After Katrina, there was a widespread ambulance shortage in the region. Thus, disaster relief fraudsters not only put taxpayer dollars at risk, but lives as well.
Congress’s investigative arm, the Government Accountability Office (GAO), referred to the CHCI contract and other egregious instances of fraud and waste in a 2006 report that recommended ways to improve federal disaster recovery contracting practices.
“Our fieldwork identified examples where unclear responsibilities and poor communications resulted in poor acquisition outcomes,” the GAO reported. “FEMA tasked GSA to write three contracts in Louisiana for base camps, hotel rooms, and ambulances, with a total value of over $120 million. GSA contracting officers awarded the contracts, but could not tell us which FEMA officials would be responsible for overseeing contractor performance. The FEMA official identified as the main point of contact by GSA did not have any knowledge of these contracts or who was responsible for oversight.” [emphasis added]

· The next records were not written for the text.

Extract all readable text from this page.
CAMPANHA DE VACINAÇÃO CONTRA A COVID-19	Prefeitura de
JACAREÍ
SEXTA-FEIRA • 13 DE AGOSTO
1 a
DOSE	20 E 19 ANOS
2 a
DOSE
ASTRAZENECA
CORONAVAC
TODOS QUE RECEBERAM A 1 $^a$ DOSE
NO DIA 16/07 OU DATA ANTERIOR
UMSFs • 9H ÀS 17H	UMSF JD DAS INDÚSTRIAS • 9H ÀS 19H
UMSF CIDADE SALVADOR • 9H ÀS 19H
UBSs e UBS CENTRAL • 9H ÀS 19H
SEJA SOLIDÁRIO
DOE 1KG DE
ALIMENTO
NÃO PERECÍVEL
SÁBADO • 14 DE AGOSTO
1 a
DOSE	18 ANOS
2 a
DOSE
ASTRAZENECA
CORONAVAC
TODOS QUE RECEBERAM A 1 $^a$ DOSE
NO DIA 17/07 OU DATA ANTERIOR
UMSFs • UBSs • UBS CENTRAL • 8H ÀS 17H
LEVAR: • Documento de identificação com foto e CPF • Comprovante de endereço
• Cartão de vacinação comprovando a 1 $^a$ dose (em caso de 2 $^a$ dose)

In our 2006 report on Hurricane Katrina, POGO observed that “poor oversight in the award and monitoring stages of contracting is one of the most recurrent problems in the federal government's response to Hurricane Katrina.” In an era of Yelp, Angie’s List, and online Better Business Bureau listings, not to mention the government’s own digital databases on past performance and contractor responsibility, there is no excuse for awarding multi-million dollar contracts without performing adequate due diligence beforehand, even in the midst of an ongoing disaster.
Better oversight on the front end can prevent fraud and keep the government from doing business with dishonest or under-qualified contractors. On the back end, oversight offices such as the Department of Homeland Security’s Office of Inspector General (DHS OIG) are critical to catching bad actors. While the Justice Department prosecuted the CHCI ambulance fraud case, it was DHS OIG that investigated the matter and arrested the company’s owner, according to the Disaster Fraud Task Force’s 2012 report. According to the report, “through the efforts of DHS OIG, 81 persons were indicted or otherwise criminally charged, and 143 individuals were convicted, in disaster fraud investigations.”
But DHS OIG’s budget may be facing a cut, even as disaster-related spending at FEMA, in addition to spending on border security and immigration enforcement at other DHS offices, is ramping up.
As Congress appropriates disaster relief funds to help communities in need, it must put a high priority on oversight. A dollar lost to fraud or waste is a dollar that isn’t helping Americans struggling in the wake of a disaster.